Recently, the combination of Deep Learning and Reinforcement Learning has been proven successful in the area of strategy and planning as well as control.

For example, Google DeepMind AlphaGo, has successfully defeated a world champion Go player, a long-time grand challenge for AI, and NVIDIA's demonstrated a self-driving car controller that is fully learnt from image data. Peculiar to these systems is that the machine developed internal understanding of the "meaning of inputs", and reflected them into appropriate representations.

Naturally, one may conclude, the next AI grand challenge is to enable it with human level "common sense". Learning common sense comparable to humans is key to achieve general AI, and a feature generally considered impossible for previous forms of AI. Initial results in this direction include caption generation from videos that translate distributed representations into human language. This points to a path where improvements in unsupervised learning and in language understanding may one day allow for autonomous acquisition of common sense, at least under constrained conditions.

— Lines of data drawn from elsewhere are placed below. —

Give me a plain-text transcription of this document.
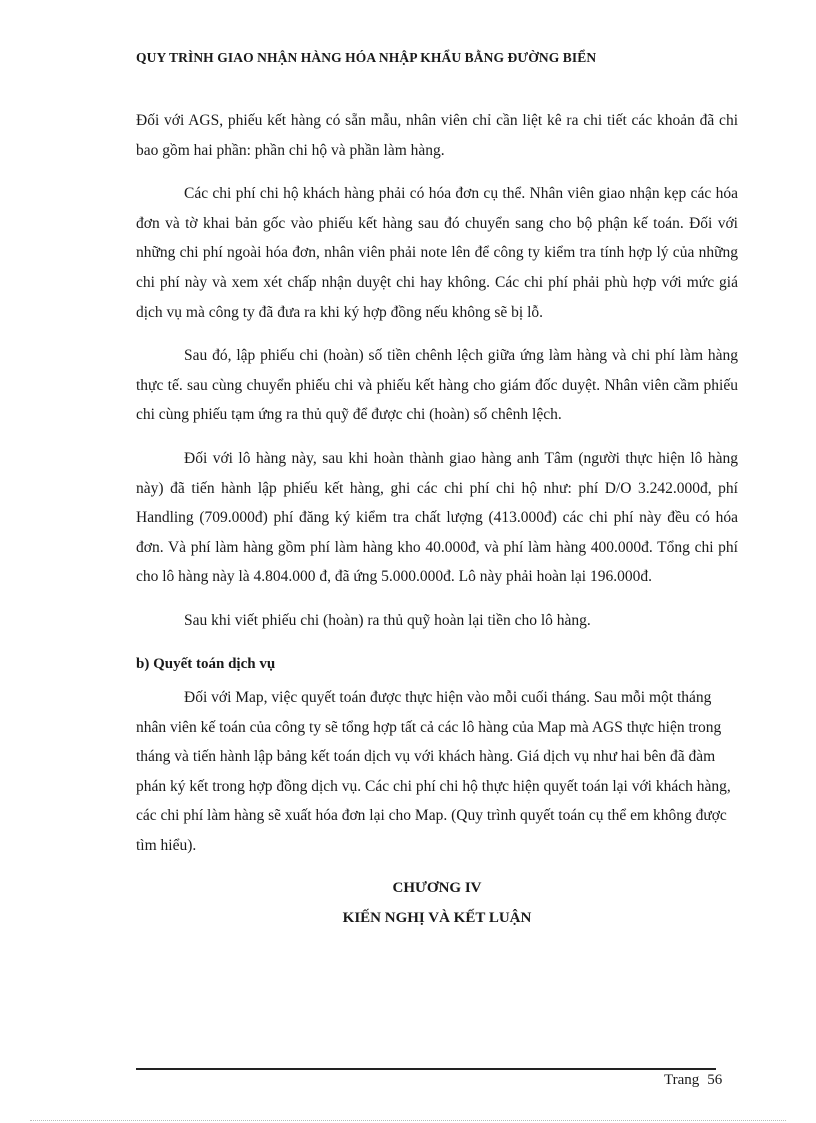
QUY TRÌNH GIAO NHẬN HÀNG HÓA NHẬP KHẨU BẰNG ĐƯỜNG BIỂN

Đối với AGS, phiếu kết hàng có sẵn mẫu, nhân viên chỉ cần liệt kê ra chi tiết các khoản đã chi bao gồm hai phần: phần chi hộ và phần làm hàng.

Các chi phí chi hộ khách hàng phải có hóa đơn cụ thể. Nhân viên giao nhận kẹp các hóa đơn và tờ khai bản gốc vào phiếu kết hàng sau đó chuyển sang cho bộ phận kế toán. Đối với những chi phí ngoài hóa đơn, nhân viên phải note lên để công ty kiểm tra tính hợp lý của những chi phí này và xem xét chấp nhận duyệt chi hay không. Các chi phí phải phù hợp với mức giá dịch vụ mà công ty đã đưa ra khi ký hợp đồng nếu không sẽ bị lỗ.

Sau đó, lập phiếu chi (hoàn) số tiền chênh lệch giữa ứng làm hàng và chi phí làm hàng thực tế. sau cùng chuyển phiếu chi và phiếu kết hàng cho giám đốc duyệt. Nhân viên cầm phiếu chi cùng phiếu tạm ứng ra thủ quỹ để được chi (hoàn) số chênh lệch.

Đối với lô hàng này, sau khi hoàn thành giao hàng anh Tâm (người thực hiện lô hàng này) đã tiến hành lập phiếu kết hàng, ghi các chi phí chi hộ như: phí D/O 3.242.000đ, phí Handling (709.000đ) phí đăng ký kiểm tra chất lượng (413.000đ) các chi phí này đều có hóa đơn. Và phí làm hàng gồm phí làm hàng kho 40.000đ, và phí làm hàng 400.000đ. Tổng chi phí cho lô hàng này là 4.804.000 đ, đã ứng 5.000.000đ. Lô này phải hoàn lại 196.000đ.

Sau khi viết phiếu chi (hoàn) ra thủ quỹ hoàn lại tiền cho lô hàng.

b) Quyết toán dịch vụ

Đối với Map, việc quyết toán được thực hiện vào mỗi cuối tháng. Sau mỗi một tháng nhân viên kế toán của công ty sẽ tổng hợp tất cả các lô hàng của Map mà AGS thực hiện trong tháng và tiến hành lập bảng kết toán dịch vụ với khách hàng. Giá dịch vụ như hai bên đã đàm phán ký kết trong hợp đồng dịch vụ. Các chi phí chi hộ thực hiện quyết toán lại với khách hàng, các chi phí làm hàng sẽ xuất hóa đơn lại cho Map. (Quy trình quyết toán cụ thể em không được tìm hiểu).

CHƯƠNG IV

KIẾN NGHỊ VÀ KẾT LUẬN

Trang 56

3. Critical requirements for successful corporate AI Research

Two essential factors are required to ensure the success of corporate AI research.

First, the structure of successful AI R&D organizations is rather peculiar: different successful approaches emerged, including Google DeepMind acquisition, Facebook AI Research (FAIR) bootstrap from University teams, and OpenAI not for profit mdoel.

A key similarity to all these operations is the focus on aggressive long-term missions and the fostering of stable research teams and open collaborations. To achieve success in the competitive environment that is AI today, it's imperative to ensure stable operating structures over medium-to-long term.

Next, to assure the transfer of innovation to production, successful organizations foster vigorous interactions with operating business units, while at the same time avoiding short-term budgetary pressures and direct reporting structures. Rapid engineer to scientist level of interaction are the results of co-locating R&D and product groups in the same building, and not the result of slow and cumbersome reporting structures.

The second factor relates to how research is conducted: world-class AI projects are carried out in cooperation by numerous researcher institutions, at both companies and universities, making open and early publication of code and results a fundamental factor. In order to protect ideas, early publication of research findings and source code on arXiv, GitHub, is a very cost effective alternative to patents. Leaving precious research locked up in drawers is not in the interest of any company, because the technology will not be adopted and the development will stall. Active publication of information and source-code is the main reason behind today rapid progress of AI. No serious player of the AI sector can expect success from operations without actively contributing to the open-source ecosystem.

Yoshua Bengio

Prof. Yoshua Bengio

Full Professor of the Department of Computer Science and Operations Research, head of the Montreal Institute for Learning Algorithms (MILA)

His main research ambition is to understand principles of learning that yield intelligence. He teaches a graduate course in Machine Learning and supervises a large group of graduate students and post-docs.